Thursday, September 15, 2011

Bank failures reflect badly on Colorado

Just as the penny-stock scandals reflected badly on Colorado's business community in the last decade of the 20th century, Colorado's bank failures in the first years of this century -- eight since 2008 -- will reflect badly on the state for some time to come.

You hear bankers in the state still complaining about over-regulation, but you don't hear many calls for crackdowns on the fast-money track records of the failed banks, or for reform of the wide-open-West, free-market philosophy that led to the failures.

In fact, whenever the state's political and business communities cross paths in the wake of such business scandals in Colorado, the word traditionally used is "mum."

The Denver Post's Aldo Svaldi has done some admirable reporting on the bank failures, documenting for instance that the eight banks that failed, between 2004 and 2008, averaged loan-growth rates of 900 percent, while the average of all U.S. banks' loan-growth rates was just 44 percent during that period. At 76.2 percent, all of Colorado's banks' loan-growth rates for the same four years also ran considerably higher than the national average.

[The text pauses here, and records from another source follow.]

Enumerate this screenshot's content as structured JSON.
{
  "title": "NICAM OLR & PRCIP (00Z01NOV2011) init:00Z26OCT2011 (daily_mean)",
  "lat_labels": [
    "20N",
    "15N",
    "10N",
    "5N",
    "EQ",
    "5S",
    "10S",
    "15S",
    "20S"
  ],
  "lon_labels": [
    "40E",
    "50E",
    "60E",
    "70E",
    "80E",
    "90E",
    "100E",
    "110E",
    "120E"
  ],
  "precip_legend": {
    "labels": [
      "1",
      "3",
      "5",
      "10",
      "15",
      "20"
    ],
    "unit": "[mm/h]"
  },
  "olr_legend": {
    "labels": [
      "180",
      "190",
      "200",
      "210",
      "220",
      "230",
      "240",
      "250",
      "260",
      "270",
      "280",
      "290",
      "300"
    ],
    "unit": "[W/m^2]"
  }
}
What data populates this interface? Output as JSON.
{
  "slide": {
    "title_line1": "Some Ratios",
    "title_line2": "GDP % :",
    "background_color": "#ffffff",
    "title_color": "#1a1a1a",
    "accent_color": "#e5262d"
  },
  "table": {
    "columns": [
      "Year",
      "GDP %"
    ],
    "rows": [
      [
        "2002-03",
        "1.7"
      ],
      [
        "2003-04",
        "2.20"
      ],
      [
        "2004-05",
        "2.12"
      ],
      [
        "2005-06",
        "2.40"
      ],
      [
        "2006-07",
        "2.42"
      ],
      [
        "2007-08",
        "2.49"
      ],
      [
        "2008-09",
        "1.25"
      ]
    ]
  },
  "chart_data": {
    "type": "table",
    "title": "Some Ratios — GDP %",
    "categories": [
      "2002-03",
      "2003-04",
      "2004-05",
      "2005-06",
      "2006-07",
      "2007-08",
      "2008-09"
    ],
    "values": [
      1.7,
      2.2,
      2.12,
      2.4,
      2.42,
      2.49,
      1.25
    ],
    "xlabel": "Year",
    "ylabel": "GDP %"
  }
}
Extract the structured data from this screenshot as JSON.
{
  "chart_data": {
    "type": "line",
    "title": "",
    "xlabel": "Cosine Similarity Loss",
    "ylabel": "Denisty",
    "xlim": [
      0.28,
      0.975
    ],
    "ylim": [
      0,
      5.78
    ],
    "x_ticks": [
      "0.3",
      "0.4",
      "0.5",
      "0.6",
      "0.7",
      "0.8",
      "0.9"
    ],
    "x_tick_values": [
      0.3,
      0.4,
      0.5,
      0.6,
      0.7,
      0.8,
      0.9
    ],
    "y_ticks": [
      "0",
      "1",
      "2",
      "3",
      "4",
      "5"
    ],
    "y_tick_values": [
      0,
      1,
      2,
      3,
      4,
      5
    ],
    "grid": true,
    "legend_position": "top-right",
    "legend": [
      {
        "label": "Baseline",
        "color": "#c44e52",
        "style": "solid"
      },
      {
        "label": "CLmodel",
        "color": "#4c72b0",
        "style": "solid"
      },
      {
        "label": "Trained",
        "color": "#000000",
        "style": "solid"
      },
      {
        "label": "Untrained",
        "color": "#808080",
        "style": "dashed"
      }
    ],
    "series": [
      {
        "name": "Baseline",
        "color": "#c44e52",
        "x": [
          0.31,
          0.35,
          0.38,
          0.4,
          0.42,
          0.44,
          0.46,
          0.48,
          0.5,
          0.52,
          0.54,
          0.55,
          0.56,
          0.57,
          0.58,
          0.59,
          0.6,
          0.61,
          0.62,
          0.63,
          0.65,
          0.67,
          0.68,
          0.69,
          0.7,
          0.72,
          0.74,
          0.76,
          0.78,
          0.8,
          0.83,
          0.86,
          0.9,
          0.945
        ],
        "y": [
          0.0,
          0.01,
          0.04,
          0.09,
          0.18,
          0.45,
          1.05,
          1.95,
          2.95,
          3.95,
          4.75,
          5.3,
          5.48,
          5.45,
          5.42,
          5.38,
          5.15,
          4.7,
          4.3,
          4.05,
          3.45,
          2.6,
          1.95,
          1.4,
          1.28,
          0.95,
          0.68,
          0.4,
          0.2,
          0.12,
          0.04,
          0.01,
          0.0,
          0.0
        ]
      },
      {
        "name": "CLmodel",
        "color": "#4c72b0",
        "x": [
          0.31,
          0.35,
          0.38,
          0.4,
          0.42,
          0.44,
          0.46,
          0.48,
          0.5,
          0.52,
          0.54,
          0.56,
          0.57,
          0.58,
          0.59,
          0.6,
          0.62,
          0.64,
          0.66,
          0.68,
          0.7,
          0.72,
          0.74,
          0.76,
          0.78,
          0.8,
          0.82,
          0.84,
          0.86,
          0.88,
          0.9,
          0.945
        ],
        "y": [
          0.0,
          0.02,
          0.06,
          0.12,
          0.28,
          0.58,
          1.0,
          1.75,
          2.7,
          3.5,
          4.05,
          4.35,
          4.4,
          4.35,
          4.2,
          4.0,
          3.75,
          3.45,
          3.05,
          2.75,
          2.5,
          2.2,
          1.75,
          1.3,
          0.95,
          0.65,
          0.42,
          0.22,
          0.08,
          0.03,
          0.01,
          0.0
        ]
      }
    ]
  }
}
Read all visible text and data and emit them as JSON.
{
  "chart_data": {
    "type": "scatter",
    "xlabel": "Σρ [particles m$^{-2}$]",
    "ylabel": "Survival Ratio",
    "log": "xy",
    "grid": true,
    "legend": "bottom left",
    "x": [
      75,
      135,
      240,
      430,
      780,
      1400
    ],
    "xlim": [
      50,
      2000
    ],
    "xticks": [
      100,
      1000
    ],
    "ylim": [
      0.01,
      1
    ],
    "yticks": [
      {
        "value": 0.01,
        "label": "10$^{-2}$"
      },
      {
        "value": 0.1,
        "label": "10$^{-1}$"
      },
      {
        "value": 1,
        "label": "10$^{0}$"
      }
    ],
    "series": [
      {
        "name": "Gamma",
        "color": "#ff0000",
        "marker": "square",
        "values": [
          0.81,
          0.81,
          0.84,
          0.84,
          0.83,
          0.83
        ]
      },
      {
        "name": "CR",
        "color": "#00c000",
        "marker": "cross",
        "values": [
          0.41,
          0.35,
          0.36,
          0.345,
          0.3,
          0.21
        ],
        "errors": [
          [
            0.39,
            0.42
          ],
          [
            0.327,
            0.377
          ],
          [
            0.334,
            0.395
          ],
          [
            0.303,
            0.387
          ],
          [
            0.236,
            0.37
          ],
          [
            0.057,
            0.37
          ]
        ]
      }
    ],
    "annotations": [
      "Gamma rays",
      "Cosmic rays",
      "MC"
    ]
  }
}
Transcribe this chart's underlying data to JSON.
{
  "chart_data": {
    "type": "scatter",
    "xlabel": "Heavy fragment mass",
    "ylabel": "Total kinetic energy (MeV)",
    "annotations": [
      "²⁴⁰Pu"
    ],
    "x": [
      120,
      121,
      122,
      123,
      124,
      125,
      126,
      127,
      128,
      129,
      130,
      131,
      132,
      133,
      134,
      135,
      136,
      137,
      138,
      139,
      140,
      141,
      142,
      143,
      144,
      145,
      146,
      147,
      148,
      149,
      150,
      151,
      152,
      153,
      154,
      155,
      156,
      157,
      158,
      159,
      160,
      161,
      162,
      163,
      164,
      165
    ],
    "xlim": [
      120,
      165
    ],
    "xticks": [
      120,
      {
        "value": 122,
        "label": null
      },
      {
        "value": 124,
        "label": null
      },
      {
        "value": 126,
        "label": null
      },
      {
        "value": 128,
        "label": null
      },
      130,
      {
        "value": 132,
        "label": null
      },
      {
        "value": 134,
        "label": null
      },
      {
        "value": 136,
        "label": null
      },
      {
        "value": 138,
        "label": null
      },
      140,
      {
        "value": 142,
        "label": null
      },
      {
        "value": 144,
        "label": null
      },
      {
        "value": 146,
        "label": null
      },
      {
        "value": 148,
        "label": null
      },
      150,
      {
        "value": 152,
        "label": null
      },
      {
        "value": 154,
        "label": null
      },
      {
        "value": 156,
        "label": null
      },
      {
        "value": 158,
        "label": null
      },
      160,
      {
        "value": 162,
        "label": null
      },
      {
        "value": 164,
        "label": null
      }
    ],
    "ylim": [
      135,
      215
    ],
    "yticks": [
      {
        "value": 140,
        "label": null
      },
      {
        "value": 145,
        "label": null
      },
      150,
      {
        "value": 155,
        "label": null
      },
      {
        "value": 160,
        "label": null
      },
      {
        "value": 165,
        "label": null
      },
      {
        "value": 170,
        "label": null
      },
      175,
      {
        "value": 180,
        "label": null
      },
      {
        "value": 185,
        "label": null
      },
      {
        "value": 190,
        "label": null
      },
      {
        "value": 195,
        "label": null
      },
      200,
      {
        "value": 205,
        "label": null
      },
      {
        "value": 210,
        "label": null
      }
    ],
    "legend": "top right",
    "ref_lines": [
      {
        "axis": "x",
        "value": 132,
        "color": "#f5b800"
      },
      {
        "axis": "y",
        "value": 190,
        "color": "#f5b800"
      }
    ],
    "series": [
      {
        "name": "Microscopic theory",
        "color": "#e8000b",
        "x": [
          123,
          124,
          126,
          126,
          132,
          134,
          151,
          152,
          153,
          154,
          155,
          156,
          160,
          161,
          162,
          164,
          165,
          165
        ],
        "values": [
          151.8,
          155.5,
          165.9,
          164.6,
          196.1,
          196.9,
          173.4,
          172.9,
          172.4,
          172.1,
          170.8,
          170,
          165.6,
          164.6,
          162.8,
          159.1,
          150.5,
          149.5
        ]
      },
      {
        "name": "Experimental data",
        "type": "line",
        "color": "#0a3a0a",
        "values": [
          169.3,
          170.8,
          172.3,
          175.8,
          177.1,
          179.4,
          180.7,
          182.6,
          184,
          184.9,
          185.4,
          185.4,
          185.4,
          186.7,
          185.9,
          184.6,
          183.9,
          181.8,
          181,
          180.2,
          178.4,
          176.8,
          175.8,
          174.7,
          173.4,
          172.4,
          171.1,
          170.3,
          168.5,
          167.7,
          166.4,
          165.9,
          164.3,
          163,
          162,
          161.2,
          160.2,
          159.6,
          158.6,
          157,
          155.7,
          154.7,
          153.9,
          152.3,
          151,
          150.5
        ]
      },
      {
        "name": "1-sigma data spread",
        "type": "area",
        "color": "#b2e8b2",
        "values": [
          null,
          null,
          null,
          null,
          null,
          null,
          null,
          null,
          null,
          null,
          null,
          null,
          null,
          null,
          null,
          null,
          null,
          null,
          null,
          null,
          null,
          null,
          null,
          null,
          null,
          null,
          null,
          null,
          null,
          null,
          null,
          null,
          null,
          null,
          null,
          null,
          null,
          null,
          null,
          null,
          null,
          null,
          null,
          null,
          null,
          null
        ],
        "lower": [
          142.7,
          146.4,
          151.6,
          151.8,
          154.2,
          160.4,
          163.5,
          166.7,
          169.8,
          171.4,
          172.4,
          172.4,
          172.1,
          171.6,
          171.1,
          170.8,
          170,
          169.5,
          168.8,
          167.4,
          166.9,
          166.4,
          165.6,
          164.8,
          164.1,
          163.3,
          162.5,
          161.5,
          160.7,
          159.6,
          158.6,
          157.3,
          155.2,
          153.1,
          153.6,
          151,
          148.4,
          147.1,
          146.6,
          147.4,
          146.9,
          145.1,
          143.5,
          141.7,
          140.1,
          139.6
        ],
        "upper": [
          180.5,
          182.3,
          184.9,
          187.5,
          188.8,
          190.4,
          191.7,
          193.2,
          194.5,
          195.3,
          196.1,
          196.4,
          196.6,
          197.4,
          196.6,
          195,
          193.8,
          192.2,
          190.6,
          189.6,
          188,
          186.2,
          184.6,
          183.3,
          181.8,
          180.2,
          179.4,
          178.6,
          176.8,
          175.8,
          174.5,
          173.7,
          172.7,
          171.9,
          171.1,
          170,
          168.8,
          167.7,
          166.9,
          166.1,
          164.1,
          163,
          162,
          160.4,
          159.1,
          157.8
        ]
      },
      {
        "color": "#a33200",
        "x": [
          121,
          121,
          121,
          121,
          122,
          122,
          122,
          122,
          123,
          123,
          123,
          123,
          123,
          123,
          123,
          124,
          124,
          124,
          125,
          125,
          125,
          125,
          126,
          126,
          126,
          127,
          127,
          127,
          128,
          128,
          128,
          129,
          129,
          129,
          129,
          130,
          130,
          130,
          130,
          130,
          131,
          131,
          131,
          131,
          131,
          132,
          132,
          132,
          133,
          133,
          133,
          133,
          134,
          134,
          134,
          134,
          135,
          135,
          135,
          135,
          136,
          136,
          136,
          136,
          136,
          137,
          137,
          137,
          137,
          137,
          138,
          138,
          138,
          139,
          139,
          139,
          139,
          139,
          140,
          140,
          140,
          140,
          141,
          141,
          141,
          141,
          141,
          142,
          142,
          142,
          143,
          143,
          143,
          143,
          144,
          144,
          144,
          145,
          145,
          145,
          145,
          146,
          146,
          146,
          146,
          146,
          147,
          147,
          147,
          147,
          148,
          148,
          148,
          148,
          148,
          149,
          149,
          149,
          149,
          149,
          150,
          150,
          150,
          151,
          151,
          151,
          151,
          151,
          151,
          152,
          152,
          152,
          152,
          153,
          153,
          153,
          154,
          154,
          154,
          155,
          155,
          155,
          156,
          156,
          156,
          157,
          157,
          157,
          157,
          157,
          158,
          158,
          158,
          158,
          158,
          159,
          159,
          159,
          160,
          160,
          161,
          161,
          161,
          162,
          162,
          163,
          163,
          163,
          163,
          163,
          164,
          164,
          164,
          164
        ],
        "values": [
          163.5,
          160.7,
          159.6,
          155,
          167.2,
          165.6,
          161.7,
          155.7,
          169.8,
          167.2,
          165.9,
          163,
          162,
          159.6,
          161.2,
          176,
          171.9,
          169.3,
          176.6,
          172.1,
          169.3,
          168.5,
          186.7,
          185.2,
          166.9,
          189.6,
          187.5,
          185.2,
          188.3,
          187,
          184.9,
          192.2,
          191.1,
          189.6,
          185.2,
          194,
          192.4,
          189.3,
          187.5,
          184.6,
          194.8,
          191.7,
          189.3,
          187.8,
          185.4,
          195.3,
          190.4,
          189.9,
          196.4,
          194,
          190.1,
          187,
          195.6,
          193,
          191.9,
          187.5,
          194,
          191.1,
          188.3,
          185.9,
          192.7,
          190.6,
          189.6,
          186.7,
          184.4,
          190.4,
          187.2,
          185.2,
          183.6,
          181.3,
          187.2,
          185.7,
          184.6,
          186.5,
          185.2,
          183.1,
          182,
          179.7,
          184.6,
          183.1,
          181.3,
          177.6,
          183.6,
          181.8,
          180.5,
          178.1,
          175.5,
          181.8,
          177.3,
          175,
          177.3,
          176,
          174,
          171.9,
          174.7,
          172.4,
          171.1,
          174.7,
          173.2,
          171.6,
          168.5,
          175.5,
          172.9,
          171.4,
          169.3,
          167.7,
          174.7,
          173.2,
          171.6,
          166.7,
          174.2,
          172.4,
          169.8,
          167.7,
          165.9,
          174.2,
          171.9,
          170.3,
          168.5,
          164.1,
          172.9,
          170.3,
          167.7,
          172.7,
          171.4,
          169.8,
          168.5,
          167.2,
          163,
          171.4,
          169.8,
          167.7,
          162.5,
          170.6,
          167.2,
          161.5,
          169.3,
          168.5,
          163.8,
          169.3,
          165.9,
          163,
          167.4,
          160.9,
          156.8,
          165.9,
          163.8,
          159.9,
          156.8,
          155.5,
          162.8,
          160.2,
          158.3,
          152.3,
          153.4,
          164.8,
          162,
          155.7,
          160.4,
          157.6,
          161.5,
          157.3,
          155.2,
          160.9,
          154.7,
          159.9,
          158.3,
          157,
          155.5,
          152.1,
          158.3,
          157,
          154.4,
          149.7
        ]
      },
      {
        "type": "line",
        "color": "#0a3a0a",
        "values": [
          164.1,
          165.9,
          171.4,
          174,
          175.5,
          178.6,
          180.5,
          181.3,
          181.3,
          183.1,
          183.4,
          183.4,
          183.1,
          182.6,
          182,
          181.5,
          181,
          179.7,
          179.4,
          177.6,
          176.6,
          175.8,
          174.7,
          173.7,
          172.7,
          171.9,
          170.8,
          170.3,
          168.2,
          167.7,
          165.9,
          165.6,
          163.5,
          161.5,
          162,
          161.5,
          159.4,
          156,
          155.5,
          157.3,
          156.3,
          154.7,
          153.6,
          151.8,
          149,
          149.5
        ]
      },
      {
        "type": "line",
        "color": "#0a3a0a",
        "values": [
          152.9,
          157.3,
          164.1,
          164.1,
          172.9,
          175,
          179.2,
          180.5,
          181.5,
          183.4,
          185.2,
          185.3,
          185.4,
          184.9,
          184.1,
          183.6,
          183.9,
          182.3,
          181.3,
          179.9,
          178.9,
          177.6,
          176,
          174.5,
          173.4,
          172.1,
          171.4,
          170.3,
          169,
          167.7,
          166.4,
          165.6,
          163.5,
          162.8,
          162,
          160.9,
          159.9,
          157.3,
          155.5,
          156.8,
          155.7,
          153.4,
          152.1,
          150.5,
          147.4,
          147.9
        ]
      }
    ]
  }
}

Those figures show how fast leaders of the failed banks, and leaders of Colorado banks in general, were running and gunning during the free-market heyday for Colorado business during Gov. Bill Owens' administration. Neither of Owens' successors, Bill Ritter nor current Gov. John Hickenlooper,  have made any move to slow such unfettered risk taking, but to do so would offend the business community each has been dependent on for their election.

So don't expect much more response to Svaldi's reporting than continued "mum." I asked three prominent business figures in town to comment on my thesis for this piece -- that all of Colorado business bears some accountability for the business practices that led to the bank failures -- but none responded to my call.

One former banker told me he knew of several banks that laid off what they suspected were bad loans to some of the failed banks thinking that regulators would catch up with the banks eventually and the process would work itself out. It did. Svaldi has reported that the five banks that failed in Colorado this year will cost the Federal Deposit Insurance Corp. $1 billion.

If you recall, that's about how much Silverado Savings and Loan cost the federal government when it failed back in 1988, when I first came to Colorado. "Mum" never changes things anywhere. Speaking up and speaking out occasionally will. Let's hope Svaldi keeps on writing.

You may have noticed that I changed the name of my blog to The SchwabBlog. Nothing more has been changed about it, not its url address nor its tone. Hope you continue to enjoy.